A ruler stands vertically against a wall. It is given a tiny impulse at θ=0∘ such that it starts falling down under the influence of gravity. You can consider that the initial angular velocity is very small so that ω(θ=0∘)=0. The ruler has mass m= 250 g and length l= 30 cm. Use g=10 m/s2 for the gravitational acceleration, and the ruler has a uniform mass distribution. Note that there is no friction whatsoever in this problem. (See figure)

Question

A ruler stands vertically against a wall. It is given a tiny impulse at θ=0∘ such that it starts falling down under the influence of gravity. You can consider that the initial angular velocity is very small so that ω(θ=0∘)=0. The ruler has mass m= 250  g and length l= 30  cm. Use g=10 m/s2 for the gravitational acceleration, and the ruler has a uniform mass distribution. Note that there is no friction whatsoever in this problem. (See figure)

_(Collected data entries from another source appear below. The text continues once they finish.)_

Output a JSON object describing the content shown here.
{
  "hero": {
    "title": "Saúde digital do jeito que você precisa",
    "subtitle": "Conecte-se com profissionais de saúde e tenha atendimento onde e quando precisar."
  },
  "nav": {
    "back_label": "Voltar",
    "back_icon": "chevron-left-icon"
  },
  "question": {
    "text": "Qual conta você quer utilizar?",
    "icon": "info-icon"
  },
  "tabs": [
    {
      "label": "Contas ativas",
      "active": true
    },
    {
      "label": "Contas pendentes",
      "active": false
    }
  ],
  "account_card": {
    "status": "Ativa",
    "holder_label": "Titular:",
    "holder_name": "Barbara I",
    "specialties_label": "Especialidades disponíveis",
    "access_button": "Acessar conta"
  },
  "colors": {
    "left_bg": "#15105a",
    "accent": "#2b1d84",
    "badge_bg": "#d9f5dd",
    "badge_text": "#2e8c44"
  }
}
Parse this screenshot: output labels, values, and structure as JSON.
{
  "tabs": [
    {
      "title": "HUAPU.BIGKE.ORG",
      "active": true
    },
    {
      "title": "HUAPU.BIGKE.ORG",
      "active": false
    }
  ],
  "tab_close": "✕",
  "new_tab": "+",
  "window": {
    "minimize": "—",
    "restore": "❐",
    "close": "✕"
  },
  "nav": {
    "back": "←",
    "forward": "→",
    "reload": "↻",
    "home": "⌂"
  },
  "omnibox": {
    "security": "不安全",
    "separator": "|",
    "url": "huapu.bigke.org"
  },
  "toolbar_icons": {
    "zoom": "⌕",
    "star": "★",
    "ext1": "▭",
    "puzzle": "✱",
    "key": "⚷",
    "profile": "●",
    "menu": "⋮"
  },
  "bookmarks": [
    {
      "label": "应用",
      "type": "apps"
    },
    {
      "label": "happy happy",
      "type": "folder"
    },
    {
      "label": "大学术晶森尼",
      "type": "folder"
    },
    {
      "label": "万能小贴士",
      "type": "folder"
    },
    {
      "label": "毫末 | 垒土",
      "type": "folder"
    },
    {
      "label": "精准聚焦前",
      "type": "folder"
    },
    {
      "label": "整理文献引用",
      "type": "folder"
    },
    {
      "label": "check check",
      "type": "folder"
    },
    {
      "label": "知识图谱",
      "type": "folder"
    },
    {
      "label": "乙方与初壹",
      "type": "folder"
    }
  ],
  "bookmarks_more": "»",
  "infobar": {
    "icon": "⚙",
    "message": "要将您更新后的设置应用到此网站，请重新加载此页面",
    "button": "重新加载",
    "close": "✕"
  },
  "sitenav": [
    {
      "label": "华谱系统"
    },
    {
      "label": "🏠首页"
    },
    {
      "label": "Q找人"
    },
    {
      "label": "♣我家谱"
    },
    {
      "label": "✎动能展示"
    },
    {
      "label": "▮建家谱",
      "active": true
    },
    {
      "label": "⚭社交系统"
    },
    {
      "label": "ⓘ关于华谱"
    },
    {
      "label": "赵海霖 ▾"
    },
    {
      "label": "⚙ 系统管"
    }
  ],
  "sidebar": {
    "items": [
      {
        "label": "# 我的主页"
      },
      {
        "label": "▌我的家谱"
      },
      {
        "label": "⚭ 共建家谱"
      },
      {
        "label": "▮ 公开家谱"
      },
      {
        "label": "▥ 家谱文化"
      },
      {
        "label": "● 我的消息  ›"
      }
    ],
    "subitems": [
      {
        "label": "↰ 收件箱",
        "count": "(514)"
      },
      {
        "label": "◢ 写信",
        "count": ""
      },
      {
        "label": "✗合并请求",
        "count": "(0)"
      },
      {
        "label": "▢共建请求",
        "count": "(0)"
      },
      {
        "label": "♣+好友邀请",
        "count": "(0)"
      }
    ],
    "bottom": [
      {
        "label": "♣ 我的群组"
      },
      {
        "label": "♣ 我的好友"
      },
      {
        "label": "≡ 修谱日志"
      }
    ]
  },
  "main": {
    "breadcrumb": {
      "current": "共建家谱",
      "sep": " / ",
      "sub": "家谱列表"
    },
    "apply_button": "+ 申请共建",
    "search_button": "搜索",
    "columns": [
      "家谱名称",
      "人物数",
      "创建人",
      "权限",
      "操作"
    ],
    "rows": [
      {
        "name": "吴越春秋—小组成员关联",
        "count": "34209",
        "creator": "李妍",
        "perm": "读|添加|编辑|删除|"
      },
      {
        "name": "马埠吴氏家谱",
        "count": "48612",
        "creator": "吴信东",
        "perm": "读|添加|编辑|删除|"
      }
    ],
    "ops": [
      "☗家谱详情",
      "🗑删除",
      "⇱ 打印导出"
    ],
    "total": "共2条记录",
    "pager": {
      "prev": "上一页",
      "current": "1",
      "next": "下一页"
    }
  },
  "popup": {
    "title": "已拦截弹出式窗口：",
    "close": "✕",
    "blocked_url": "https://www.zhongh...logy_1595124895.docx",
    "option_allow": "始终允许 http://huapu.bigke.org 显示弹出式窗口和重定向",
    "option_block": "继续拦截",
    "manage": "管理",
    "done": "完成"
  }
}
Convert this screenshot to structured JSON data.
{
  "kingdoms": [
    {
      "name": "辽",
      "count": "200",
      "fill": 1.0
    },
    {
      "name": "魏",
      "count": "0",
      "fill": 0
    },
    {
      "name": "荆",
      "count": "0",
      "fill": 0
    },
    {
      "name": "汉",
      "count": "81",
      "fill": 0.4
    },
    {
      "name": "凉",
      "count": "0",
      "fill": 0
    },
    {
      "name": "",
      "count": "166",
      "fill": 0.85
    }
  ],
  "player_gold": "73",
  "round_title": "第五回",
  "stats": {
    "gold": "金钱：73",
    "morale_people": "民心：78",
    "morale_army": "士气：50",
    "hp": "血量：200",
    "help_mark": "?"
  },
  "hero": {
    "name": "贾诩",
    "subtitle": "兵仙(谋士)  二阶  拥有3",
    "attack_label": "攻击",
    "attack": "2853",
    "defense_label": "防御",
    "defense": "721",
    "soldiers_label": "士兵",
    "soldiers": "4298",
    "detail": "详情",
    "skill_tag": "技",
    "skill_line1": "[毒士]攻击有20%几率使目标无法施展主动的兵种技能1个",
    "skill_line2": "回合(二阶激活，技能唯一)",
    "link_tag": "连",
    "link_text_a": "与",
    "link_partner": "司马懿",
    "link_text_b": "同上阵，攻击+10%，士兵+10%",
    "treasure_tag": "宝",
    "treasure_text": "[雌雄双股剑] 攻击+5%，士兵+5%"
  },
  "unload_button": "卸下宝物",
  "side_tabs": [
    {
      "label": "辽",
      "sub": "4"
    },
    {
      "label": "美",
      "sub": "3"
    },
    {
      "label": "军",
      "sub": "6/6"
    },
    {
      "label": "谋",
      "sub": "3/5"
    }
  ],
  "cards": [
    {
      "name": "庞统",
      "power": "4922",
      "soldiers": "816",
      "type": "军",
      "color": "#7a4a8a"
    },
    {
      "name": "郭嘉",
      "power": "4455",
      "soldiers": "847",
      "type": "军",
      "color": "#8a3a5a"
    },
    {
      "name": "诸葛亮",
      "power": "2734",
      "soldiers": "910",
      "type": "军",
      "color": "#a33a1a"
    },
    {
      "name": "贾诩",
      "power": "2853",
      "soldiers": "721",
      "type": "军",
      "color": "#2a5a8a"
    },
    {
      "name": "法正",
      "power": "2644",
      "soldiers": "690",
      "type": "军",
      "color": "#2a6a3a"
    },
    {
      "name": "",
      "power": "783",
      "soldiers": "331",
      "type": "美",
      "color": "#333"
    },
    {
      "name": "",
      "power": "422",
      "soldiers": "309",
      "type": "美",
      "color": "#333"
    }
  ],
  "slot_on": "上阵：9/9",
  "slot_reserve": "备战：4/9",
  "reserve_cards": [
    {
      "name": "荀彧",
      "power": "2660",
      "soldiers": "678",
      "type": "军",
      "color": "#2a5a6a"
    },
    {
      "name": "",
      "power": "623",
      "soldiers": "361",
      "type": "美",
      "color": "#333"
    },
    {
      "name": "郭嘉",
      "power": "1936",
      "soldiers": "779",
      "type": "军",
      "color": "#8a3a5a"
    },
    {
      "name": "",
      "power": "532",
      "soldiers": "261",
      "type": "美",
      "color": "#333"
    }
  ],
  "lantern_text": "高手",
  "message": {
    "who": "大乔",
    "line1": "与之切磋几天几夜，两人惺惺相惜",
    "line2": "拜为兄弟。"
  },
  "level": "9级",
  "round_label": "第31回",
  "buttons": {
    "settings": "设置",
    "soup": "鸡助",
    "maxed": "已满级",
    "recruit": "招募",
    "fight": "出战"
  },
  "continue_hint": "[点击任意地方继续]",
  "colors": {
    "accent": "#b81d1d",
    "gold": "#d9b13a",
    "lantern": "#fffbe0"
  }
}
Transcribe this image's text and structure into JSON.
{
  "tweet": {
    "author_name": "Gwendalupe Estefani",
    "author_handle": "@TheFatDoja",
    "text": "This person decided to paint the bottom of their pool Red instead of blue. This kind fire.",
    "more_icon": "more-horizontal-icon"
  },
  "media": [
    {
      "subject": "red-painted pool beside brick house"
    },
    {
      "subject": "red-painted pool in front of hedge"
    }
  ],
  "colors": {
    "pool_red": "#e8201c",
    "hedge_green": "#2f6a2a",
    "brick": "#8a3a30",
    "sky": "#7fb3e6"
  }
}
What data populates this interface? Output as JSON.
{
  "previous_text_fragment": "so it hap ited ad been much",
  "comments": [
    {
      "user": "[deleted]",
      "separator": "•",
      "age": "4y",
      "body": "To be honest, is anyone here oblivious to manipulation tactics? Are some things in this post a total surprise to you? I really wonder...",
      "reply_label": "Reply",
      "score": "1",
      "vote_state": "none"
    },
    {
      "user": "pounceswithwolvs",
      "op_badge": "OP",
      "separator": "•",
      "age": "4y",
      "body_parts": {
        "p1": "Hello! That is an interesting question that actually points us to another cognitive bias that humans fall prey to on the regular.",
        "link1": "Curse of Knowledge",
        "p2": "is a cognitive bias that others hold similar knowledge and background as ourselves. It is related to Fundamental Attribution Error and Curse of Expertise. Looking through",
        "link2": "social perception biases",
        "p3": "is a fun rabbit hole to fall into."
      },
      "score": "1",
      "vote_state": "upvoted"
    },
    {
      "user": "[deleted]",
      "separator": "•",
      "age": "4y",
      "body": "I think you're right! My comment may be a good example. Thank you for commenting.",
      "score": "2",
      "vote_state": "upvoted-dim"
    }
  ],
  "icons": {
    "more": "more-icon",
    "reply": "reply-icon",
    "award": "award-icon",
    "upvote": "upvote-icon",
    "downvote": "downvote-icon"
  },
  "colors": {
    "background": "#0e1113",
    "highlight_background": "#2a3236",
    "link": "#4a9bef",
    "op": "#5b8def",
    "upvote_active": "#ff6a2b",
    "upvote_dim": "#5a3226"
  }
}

(a) What is the angular speed of the ruler ω when it is at an angle θ=30∘? (in radians/sec)

(b) What is the force exerted by the wall on the ruler when it is at an angle θ=30∘? Express your answer as the x component Fx and the y component Fy (in Newton)

(c) At what angle θ0 will the falling ruler lose contact with the wall? (0≤θ0≤90∘; in degrees) [hint: the ruler loses contact with the wall when the force exerted by the wall on the ruler vanishes.]

fima · Answer

apply conservation of energy: U=m*g*hcm EK= 1/2*I*w^2, I=1/3*m*L^2 Eini= mg(L/2) + 0 Efin= mg(L/2)cos30 + 1/2*I*w^2 solve for Eini=Efin -> w= any one knows how to answer the other questions?

socorro · Answer

please de others¡¡¡

Greco · Answer

a)
I=1/3*m*L^2
Eini= mg(L/2) + 0
Efin= mg(L/2)cos30 + 1/2*I*w^2
Eini=Efin ->
w=sqrt(3*g (1-cos(theta))/L)

b)
alpha=3*mg/2*sin(theta)/L
ax = -L/2*sin(theta) w^2 + L/2*cos(theta) alpha
Fx=m*ax
Fy=m*g*cos(theta)-m*w^2*(L/2)

c)
cos(theta)=2/3
theta=48.19